Similarly, Zeng et al [31] measured the BMD values using GE Lunar dual-energy X-ray absorptiometry (DXA) in China and estimated the age-standardized prevalence rate of osteoporosis in male and female participants older than 50 years old to be 6.46% and 29.13%, respectively. Wang et al [32] measured the BMD values using DXA and reported that the prevalence rate of osteoporosis among male participants aged 40 years or older was 5% and 20.6% among female participants of the same age group in China. A previous study has shown that QUS and X-ray density measurement BMD methods (DXA and central quantitative computed tomography) showed the same ability to distinguish between normal populations and osteoporosis [33]. Many epidemiological studies use QUS as a screening tool for osteoporosis because it is easier to expand the sample size, simplify the measuring method, and reduce the cost [34,35]. Other important prospective studies have assessed fracture risk through calcaneal QUS [36,37]. The EPIC-Norfolk prospective population study [37] demonstrated that measuring BMD by QUS at the calcaneus can effectively predict fracture risk in the future. It is worth noting that the QUS T-score may be more adaptable for clinically detecting the risk of osteoporosis in female patients [38]. However, the age-standardized prevalence of osteoporosis at different sites (lumbar spine, femoral neck, and total femur) is also different [31]. Wang et al [39] and Chen et al [40] reported gaps in the prevalence of osteoporosis. Wang et al [28] detected the BMD in the lumbar vertebra and left hip joint by DXA and also confirmed that the prevalence of osteoporosis would be greatly reduced if diagnosed with BMD in every single region only. It is worth noting that the prevalence rates of postmenopausal female participants in this study are close to the results of Wang et al [28], which diagnosed hip BMD. Thus, we speculated that the relative differences in prevalence rates may be due to different measurement regions and a single region. The prevalence rates of osteopenia and osteoporosis in the current population were moderate compared to the previous studies. Importantly, the age-standardized prevalence rates of osteopenia and osteoporosis were higher (79,727,904.8/169,146,870, 47.14% and 24,113,222.94/169,146,870, 14.26%) in female participants aged 50 years and older.

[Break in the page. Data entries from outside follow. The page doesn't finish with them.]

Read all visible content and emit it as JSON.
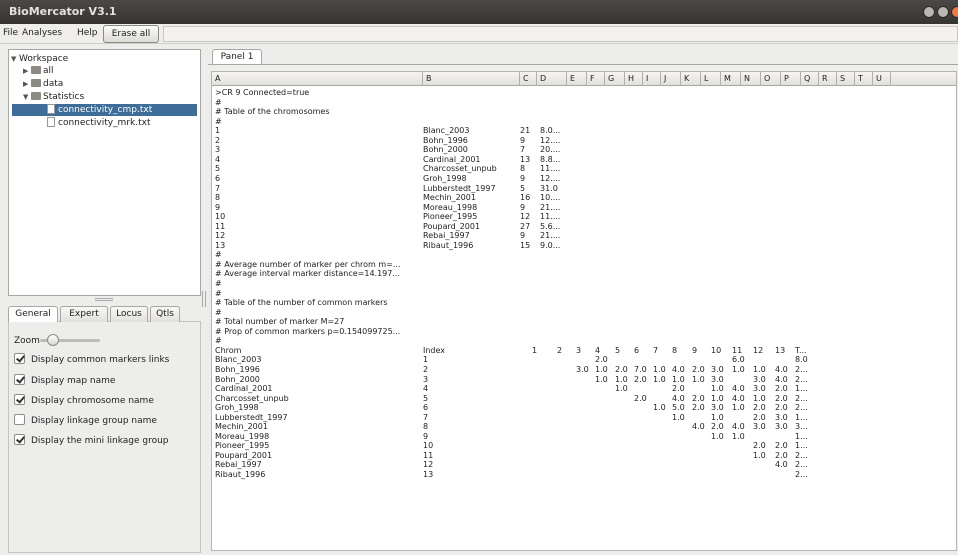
{
  "window": {
    "title": "BioMercator V3.1"
  },
  "menubar": {
    "file": "File",
    "analyses": "Analyses",
    "help": "Help",
    "erase_all": "Erase all"
  },
  "tree": {
    "root": "Workspace",
    "all": "all",
    "data": "data",
    "statistics": "Statistics",
    "file1": "connectivity_cmp.txt",
    "file2": "connectivity_mrk.txt"
  },
  "options": {
    "tabs": [
      "General",
      "Expert",
      "Locus",
      "Qtls"
    ],
    "zoom_label": "Zoom",
    "checks": [
      {
        "label": "Display common markers links",
        "checked": true
      },
      {
        "label": "Display map name",
        "checked": true
      },
      {
        "label": "Display chromosome name",
        "checked": true
      },
      {
        "label": "Display linkage group name",
        "checked": false
      },
      {
        "label": "Display the mini linkage group",
        "checked": true
      }
    ]
  },
  "panel": {
    "tab_label": "Panel 1"
  },
  "sheet": {
    "columns": [
      "A",
      "B",
      "C",
      "D",
      "E",
      "F",
      "G",
      "H",
      "I",
      "J",
      "K",
      "L",
      "M",
      "N",
      "O",
      "P",
      "Q",
      "R",
      "S",
      "T",
      "U"
    ],
    "rows": [
      [
        ">CR 9 Connected=true"
      ],
      [
        "#"
      ],
      [
        "# Table of the chromosomes"
      ],
      [
        "#"
      ],
      [
        "1",
        "Blanc_2003",
        "21",
        "8.0..."
      ],
      [
        "2",
        "Bohn_1996",
        "9",
        "12...."
      ],
      [
        "3",
        "Bohn_2000",
        "7",
        "20...."
      ],
      [
        "4",
        "Cardinal_2001",
        "13",
        "8.8..."
      ],
      [
        "5",
        "Charcosset_unpub",
        "8",
        "11...."
      ],
      [
        "6",
        "Groh_1998",
        "9",
        "12...."
      ],
      [
        "7",
        "Lubberstedt_1997",
        "5",
        "31.0"
      ],
      [
        "8",
        "Mechin_2001",
        "16",
        "10...."
      ],
      [
        "9",
        "Moreau_1998",
        "9",
        "21...."
      ],
      [
        "10",
        "Pioneer_1995",
        "12",
        "11...."
      ],
      [
        "11",
        "Poupard_2001",
        "27",
        "5.6..."
      ],
      [
        "12",
        "Rebai_1997",
        "9",
        "21...."
      ],
      [
        "13",
        "Ribaut_1996",
        "15",
        "9.0..."
      ],
      [
        "#"
      ],
      [
        "# Average number of marker per chrom m=..."
      ],
      [
        "# Average interval marker distance=14.197..."
      ],
      [
        "#"
      ],
      [
        "#"
      ],
      [
        "# Table of the number of common markers"
      ],
      [
        "#"
      ],
      [
        "# Total number of marker M=27"
      ],
      [
        "# Prop of common markers p=0.154099725..."
      ],
      [
        "#"
      ],
      [
        "Chrom",
        "Index",
        "1",
        "2",
        "3",
        "4",
        "5",
        "6",
        "7",
        "8",
        "9",
        "10",
        "11",
        "12",
        "13",
        "T..."
      ],
      [
        "Blanc_2003",
        "1",
        "",
        "",
        "",
        "2.0",
        "",
        "",
        "",
        "",
        "",
        "",
        "6.0",
        "",
        "",
        "8.0"
      ],
      [
        "Bohn_1996",
        "2",
        "",
        "",
        "3.0",
        "1.0",
        "2.0",
        "7.0",
        "1.0",
        "4.0",
        "2.0",
        "3.0",
        "1.0",
        "1.0",
        "4.0",
        "2..."
      ],
      [
        "Bohn_2000",
        "3",
        "",
        "",
        "",
        "1.0",
        "1.0",
        "2.0",
        "1.0",
        "1.0",
        "1.0",
        "3.0",
        "",
        "3.0",
        "4.0",
        "2..."
      ],
      [
        "Cardinal_2001",
        "4",
        "",
        "",
        "",
        "",
        "1.0",
        "",
        "",
        "2.0",
        "",
        "1.0",
        "4.0",
        "3.0",
        "2.0",
        "1..."
      ],
      [
        "Charcosset_unpub",
        "5",
        "",
        "",
        "",
        "",
        "",
        "2.0",
        "",
        "4.0",
        "2.0",
        "1.0",
        "4.0",
        "1.0",
        "2.0",
        "2..."
      ],
      [
        "Groh_1998",
        "6",
        "",
        "",
        "",
        "",
        "",
        "",
        "1.0",
        "5.0",
        "2.0",
        "3.0",
        "1.0",
        "2.0",
        "2.0",
        "2..."
      ],
      [
        "Lubberstedt_1997",
        "7",
        "",
        "",
        "",
        "",
        "",
        "",
        "",
        "1.0",
        "",
        "1.0",
        "",
        "2.0",
        "3.0",
        "1..."
      ],
      [
        "Mechin_2001",
        "8",
        "",
        "",
        "",
        "",
        "",
        "",
        "",
        "",
        "4.0",
        "2.0",
        "4.0",
        "3.0",
        "3.0",
        "3..."
      ],
      [
        "Moreau_1998",
        "9",
        "",
        "",
        "",
        "",
        "",
        "",
        "",
        "",
        "",
        "1.0",
        "1.0",
        "",
        "",
        "1..."
      ],
      [
        "Pioneer_1995",
        "10",
        "",
        "",
        "",
        "",
        "",
        "",
        "",
        "",
        "",
        "",
        "",
        "2.0",
        "2.0",
        "1..."
      ],
      [
        "Poupard_2001",
        "11",
        "",
        "",
        "",
        "",
        "",
        "",
        "",
        "",
        "",
        "",
        "",
        "1.0",
        "2.0",
        "2..."
      ],
      [
        "Rebai_1997",
        "12",
        "",
        "",
        "",
        "",
        "",
        "",
        "",
        "",
        "",
        "",
        "",
        "",
        "4.0",
        "2..."
      ],
      [
        "Ribaut_1996",
        "13",
        "",
        "",
        "",
        "",
        "",
        "",
        "",
        "",
        "",
        "",
        "",
        "",
        "",
        "2..."
      ]
    ]
  }
}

There are significant sex differences in the prevalence and pathogenesis of osteoporosis [41]. Previous studies found that osteoporosis was more prevalent among female than male participants, especially among postmenopausal female participants [27,31]. For menopausal females, the sudden change in hormonal levels can contribute to increased bone loss. Our results are consistent with the previous reports.

A prospective cohort study in an Italian population assessed the association between dietary calcium intake and osteoporosis and a fragility fracture. Their results indicated that low calcium intake was a risk factor for low BMD in Italy [42]. However, in one of the central populations of the Canadian Multicentre Osteoporosis Study, it was found that older female participants taking calcium supplements had no significant BMD preservation [43]. In this study, the prevalence of osteopenia was higher in female participants taking calcium than in those who did not. That may be attributed to the fact that more patients with osteopenia receive diagnosis and treatment advice and take a calcium supplement. Moreover, considering the design of our study is a cross-sectional study, a causal association between calcium supplementation and BMD cannot be stated.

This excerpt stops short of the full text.